‘If I found myself divorcing, Tom is the London solicitor I would choose. [He is] absolutely first class,’ says one leading QC about Tom Amlot, family lawyer and partner at Alexiou Fisher Philipps.
An accredited mediator and collaborative lawyer, the former commercial litigator joined the boutique firm in 2011 and enjoys tackling matters across different disciplines and areas of the law – especially in those cases which contain a crossborder aspect.
‘Many of my clients have issues that are of an international nature, so they require strategic advice from the perspective of different jurisdictions,’ he tells Spear’s. ‘I also have a number of clients for whom privacy is of paramount concern, so safeguarding this is of the utmost importance.’
Alexiou Fisher Philipps covers a broad range of family law matters, including financial disputes at the beginning and end of a relationship divorce, judicial separation and inheritance act claims, issues in relations to children, emergency measures and arbitration.

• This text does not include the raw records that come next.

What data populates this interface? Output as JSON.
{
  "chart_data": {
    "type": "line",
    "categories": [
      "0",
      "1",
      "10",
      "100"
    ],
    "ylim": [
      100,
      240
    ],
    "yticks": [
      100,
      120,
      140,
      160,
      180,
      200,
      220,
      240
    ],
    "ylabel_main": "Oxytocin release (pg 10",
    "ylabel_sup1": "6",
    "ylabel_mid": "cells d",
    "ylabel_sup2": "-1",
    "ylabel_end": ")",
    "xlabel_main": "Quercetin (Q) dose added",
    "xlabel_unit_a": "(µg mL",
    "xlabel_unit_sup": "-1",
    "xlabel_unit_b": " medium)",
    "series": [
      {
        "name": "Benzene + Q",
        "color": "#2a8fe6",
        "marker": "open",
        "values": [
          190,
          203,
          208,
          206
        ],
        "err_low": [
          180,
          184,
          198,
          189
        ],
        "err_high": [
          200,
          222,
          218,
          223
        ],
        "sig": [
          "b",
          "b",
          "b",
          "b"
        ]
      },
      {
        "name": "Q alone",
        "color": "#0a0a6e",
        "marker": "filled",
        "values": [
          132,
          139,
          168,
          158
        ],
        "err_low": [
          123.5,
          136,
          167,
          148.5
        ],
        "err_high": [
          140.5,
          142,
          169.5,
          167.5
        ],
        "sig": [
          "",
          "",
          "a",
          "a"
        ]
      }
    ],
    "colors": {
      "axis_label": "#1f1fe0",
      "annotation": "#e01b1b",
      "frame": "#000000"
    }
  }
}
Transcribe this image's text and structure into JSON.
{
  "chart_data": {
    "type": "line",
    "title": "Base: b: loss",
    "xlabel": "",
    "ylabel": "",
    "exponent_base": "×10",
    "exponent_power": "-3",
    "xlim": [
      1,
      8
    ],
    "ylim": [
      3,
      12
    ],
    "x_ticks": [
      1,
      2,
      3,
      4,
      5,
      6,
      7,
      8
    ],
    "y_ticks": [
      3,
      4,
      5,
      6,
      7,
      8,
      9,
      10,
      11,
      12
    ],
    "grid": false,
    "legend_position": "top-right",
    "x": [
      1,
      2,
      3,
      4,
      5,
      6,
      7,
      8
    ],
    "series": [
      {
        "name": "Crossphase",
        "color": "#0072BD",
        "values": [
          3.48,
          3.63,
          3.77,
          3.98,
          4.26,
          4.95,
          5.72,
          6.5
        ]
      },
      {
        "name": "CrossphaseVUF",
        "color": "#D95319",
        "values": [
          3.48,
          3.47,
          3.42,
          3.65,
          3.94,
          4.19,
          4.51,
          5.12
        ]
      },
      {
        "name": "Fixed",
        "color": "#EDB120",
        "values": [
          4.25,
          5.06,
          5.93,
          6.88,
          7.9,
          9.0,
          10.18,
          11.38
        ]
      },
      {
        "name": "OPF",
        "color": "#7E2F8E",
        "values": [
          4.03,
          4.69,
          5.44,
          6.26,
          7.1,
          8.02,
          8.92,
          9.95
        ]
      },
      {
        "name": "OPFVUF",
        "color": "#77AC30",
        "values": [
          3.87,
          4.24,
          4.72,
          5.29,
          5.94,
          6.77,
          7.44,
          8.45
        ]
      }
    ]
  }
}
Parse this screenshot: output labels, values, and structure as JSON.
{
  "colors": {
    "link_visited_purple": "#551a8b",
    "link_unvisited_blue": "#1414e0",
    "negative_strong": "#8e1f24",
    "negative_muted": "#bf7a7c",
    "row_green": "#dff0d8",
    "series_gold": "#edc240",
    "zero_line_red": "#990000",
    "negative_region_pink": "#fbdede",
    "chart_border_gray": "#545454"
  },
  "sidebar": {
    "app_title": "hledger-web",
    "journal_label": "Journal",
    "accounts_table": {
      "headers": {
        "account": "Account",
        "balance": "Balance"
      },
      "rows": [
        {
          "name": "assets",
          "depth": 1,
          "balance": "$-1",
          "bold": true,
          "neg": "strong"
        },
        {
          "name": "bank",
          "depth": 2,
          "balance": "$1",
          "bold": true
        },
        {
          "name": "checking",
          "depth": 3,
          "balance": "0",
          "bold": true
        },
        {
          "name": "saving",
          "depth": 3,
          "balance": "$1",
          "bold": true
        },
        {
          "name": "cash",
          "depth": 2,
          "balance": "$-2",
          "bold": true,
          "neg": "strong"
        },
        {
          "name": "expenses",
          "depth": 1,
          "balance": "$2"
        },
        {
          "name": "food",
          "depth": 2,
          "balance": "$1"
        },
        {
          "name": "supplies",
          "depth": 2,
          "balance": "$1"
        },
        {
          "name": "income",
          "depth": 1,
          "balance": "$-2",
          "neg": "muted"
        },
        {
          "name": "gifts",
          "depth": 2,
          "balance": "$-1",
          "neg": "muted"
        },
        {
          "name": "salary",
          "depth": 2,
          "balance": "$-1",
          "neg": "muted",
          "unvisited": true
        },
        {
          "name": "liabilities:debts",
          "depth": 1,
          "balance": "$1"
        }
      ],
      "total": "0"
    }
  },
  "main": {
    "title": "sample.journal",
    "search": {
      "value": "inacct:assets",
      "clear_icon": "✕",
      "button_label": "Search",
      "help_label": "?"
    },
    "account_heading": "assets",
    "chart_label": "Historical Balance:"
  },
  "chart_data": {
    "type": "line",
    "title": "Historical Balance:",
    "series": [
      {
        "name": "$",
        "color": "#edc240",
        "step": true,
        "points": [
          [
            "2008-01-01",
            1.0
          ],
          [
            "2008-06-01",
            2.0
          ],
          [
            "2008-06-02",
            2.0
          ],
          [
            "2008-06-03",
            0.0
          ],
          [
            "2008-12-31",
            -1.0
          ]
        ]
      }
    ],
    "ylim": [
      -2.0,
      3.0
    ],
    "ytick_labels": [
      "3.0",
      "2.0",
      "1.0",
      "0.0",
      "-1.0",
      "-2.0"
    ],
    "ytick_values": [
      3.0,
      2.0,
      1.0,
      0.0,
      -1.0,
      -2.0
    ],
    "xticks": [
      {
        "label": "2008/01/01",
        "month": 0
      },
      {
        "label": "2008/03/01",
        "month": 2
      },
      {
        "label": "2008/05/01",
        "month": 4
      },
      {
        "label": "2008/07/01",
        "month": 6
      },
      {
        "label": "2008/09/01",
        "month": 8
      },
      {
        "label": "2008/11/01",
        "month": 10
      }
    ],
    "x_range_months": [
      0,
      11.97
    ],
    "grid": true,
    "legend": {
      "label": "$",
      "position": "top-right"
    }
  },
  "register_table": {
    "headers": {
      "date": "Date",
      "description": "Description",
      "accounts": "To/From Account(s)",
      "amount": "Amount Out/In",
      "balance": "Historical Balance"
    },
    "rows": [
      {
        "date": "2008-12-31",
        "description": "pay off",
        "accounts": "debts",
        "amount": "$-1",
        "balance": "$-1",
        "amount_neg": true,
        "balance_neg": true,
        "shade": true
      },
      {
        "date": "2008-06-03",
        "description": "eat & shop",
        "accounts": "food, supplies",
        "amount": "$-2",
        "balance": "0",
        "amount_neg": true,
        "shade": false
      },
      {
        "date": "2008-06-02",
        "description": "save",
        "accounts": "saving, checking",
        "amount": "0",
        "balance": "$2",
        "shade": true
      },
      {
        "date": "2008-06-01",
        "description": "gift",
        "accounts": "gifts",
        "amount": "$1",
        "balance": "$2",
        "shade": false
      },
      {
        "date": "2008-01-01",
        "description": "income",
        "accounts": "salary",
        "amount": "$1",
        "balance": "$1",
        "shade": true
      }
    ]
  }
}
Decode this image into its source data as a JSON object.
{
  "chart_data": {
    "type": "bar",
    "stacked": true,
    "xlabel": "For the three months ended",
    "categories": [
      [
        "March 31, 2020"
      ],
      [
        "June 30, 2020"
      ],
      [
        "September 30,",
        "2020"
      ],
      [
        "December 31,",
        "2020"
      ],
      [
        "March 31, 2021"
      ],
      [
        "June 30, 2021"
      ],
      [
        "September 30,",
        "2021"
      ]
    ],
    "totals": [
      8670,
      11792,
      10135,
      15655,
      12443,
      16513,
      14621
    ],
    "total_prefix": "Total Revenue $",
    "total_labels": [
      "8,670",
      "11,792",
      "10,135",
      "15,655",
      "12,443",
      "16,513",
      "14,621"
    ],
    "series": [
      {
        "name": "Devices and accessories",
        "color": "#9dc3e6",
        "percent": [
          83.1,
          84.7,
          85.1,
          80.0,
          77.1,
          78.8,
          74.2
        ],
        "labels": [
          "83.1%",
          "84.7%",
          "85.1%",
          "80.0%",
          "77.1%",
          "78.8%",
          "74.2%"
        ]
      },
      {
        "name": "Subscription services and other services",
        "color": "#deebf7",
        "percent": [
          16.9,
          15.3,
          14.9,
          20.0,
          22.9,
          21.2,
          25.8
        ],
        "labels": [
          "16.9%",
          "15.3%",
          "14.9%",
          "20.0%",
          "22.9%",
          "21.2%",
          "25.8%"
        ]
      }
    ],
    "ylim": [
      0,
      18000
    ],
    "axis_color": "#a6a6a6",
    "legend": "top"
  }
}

Recent successes include acting for the husband in a new High Court decision on the relevance of pre-acquired wealth, acting for the husband in a new authority on the importance of pre-marital wealth, and acting for the wife in what is now a leading authority on the impact of marital misconduct.
It has been an ‘interesting’ year for Amlot who has been representing the Great British Bake Off’s Paul Hollywood in his widely publicised divorce.
He enjoys seeing some of his cases going through the courts, though is glad many don’t. ‘I find it good when there’s a balance,’ he says, ‘I enjoy litigation but wouldn’t want it to be all that I do.
‘I’ve had a case which was reported as IX v IY, which was interesting for a number of reasons, the case started as a jurisdiction battle, but it landed in London and the decision is about the extent to which a pre-marriage business interest should be shared or otherwise,’ he recalls.
Is London still the divorce capital of the world, Spear’s asked the capital-based solicitor earlier this year? His answer was a blunt ‘yes’. Why? ‘It is the most generous-paying jurisdiction for financially weaker parties, simple as that.’